Chapter 3




It was eight in the morning and Nathan prepared himself for the long drive ahead. Despite living in a huge bungalow, he followed a simple routine. He dedicated himself totally to teaching his students in Palampur University. In the winters the University is closed from January to March, so he took pleasure in arranging excursions for interested students. Geology being his subject, his research had taken him far and wide from The Grand Canyon in America to the Great Barrier Reef down under. But ever since his wife’s death in a road accident, he stuck to his research and students, and refrained from offers which involved going abroad. His only son was a software engineer working in the States. Nathan lived alone in his mansion. Outside the mansion was a two room set which was occupied by his whole time servant and driver, Dhiru. Dhiru used to bring his family in this flat in the summers, since his two small children studying in primary school, would have summer holidays. Nathan was nice to them and would often take the kids out for an excursion to the nearby khad or gorge. His favourite pastime in the summers was lawn tennis. He had even taught some of it to Dhiru.

Nathan was always very punctual and liked others who were too. “Time to wake up, Dhiru”, he thought. He went to Dhiru’s flat and knocked on the door. Dhiru instantly opened it, and greeted Nathan. “I am almost ready” Dhiru replied the knock actively, “just getting the hot water bottles”. In the cold there is nothing more comforting than a hot water rubber bag, which you could toy with without any risk of fire and keep yourself warm. Since Nathan and Dhiru would be traveling in a jeep, the hot water bag was an indispensable item. The water in it would keep warm for about two hours. Nathan hoped to see sunshine by eleven o’clock and so would not need the hot water bags as seriously. Dhiru packed some useful snacks for the journey mostly some dry fruits, some potato chips, mango pickle with bread, which Dhiru had bought last evening and a thermos flask containing Saab’s favourite masala tea. “It does you well to have masala tea in the winters”, was what Saab always said. In any case Dhiru thought that if the weather was good they might stop on the way for a small snack, at a roadside dhaba

Dhiru locked his flat and the mansion doors. He then locked the two main gates of the entire complex that included the mansion, a lawn tennis court, Dhiru’s flat and a garden. No one would tend to the complex for the next one week or so, and as far as Nathan was concerned, it was perfectly ok this way.

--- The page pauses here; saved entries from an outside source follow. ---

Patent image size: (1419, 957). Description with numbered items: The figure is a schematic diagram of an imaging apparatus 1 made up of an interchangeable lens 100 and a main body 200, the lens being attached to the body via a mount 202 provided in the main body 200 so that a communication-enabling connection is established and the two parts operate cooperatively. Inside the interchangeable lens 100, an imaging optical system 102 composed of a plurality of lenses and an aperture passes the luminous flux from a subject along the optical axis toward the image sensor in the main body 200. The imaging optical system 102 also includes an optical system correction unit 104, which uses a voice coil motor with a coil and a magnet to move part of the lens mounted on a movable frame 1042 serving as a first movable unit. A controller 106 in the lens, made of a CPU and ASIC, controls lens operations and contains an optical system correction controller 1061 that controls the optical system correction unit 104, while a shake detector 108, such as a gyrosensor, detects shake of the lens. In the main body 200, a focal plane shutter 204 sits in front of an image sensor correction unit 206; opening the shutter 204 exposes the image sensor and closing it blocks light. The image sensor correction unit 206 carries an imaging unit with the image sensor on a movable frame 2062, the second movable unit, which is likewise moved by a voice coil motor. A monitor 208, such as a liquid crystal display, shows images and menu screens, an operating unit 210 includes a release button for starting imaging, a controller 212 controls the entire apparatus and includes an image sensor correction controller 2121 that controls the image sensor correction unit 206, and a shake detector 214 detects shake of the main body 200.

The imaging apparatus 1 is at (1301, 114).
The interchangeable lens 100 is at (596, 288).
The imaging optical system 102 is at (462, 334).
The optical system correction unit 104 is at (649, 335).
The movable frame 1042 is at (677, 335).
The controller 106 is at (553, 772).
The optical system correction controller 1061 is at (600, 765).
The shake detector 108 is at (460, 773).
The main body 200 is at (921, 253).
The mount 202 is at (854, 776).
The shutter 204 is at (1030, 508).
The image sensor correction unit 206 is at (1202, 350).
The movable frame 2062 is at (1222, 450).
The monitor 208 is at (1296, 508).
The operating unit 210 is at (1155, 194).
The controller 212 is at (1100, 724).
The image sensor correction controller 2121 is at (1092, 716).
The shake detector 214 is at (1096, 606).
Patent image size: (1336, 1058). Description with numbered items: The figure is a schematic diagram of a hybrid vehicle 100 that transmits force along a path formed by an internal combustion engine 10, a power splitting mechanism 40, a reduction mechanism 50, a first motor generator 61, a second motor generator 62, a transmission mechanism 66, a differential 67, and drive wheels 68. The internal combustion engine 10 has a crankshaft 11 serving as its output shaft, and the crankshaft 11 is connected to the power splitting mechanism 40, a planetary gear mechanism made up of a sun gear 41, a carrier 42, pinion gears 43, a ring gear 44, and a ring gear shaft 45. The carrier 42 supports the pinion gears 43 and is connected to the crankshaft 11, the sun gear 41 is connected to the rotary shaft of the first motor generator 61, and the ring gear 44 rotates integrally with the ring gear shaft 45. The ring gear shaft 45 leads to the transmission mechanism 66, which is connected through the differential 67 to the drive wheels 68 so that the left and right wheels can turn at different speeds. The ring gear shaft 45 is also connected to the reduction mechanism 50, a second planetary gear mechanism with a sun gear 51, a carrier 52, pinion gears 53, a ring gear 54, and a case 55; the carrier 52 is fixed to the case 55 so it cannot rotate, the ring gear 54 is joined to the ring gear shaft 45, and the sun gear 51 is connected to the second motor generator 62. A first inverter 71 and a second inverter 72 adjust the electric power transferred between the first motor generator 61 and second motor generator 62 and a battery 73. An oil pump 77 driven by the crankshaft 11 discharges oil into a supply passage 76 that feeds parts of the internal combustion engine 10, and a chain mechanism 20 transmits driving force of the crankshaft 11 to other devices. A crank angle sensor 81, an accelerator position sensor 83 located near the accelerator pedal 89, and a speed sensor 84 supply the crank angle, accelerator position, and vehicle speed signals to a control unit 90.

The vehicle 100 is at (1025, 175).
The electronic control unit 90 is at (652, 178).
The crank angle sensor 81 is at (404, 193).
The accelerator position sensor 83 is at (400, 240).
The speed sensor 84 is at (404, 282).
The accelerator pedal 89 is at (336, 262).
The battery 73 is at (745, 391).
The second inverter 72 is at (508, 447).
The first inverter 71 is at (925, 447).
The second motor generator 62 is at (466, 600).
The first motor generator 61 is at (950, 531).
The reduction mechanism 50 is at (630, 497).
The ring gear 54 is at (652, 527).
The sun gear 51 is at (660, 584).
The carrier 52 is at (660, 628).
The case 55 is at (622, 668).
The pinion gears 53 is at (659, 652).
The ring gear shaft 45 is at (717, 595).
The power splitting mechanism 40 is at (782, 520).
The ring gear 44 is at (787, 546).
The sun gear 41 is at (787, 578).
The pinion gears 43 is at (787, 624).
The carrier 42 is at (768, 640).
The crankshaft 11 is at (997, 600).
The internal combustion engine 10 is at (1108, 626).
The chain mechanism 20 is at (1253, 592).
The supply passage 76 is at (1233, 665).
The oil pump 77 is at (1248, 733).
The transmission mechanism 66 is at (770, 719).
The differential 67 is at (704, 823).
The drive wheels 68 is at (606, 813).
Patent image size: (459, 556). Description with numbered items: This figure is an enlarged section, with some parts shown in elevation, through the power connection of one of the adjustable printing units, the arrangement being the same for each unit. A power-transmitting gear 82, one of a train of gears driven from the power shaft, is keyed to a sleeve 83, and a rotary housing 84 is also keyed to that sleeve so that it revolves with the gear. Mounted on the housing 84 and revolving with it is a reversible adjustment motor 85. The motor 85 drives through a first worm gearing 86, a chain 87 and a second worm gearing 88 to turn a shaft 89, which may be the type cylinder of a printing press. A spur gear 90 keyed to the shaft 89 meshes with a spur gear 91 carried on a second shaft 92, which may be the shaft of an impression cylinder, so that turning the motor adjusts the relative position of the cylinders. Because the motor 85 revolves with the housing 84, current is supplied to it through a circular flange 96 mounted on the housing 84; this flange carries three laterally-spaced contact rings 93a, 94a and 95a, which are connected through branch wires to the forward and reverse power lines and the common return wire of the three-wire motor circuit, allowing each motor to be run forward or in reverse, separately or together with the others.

They started at fifteen minutes past nine in the morning while there still wasn’t enough light. The road was bumpy but Nathan trusted Dhiru with his driving. He had been driving on the same kinds of roads for over six years now and could negotiate turns in surprisingly quick maneuvers. Nathan had been seeing the same scenery around him in the winters but never dozed off on long journeys. He always managed to find something new.

“Have you been to Kimpri before, Saab?” Dhiru interrupted his observations of nature and wondered that in the six years that he had been with Nathan, he had never asked him that before.

“I have been to Shankli before, but never to Kimpri. Ah yes, you remember the earthquake of eighty nine in Kalka, don’t you? I passed Kimpri on my way to Kalka, where I was called for a geological survey, but never stayed as such in Kimpri.”

This was one thing Dhiru liked about Nathan; you ask him a question and he takes his time to answer it, explaining everything in detail. And you could ask him the same question any number of times he would always answer with the same patience. The patience of a teacher.

Dhiru and Nathan had known each other too well over the years to talk much during the journey. Dhiru preferred to concentrate on the contours of the road and Nathan preferred to look out of the frosted glass window, observing something or the other.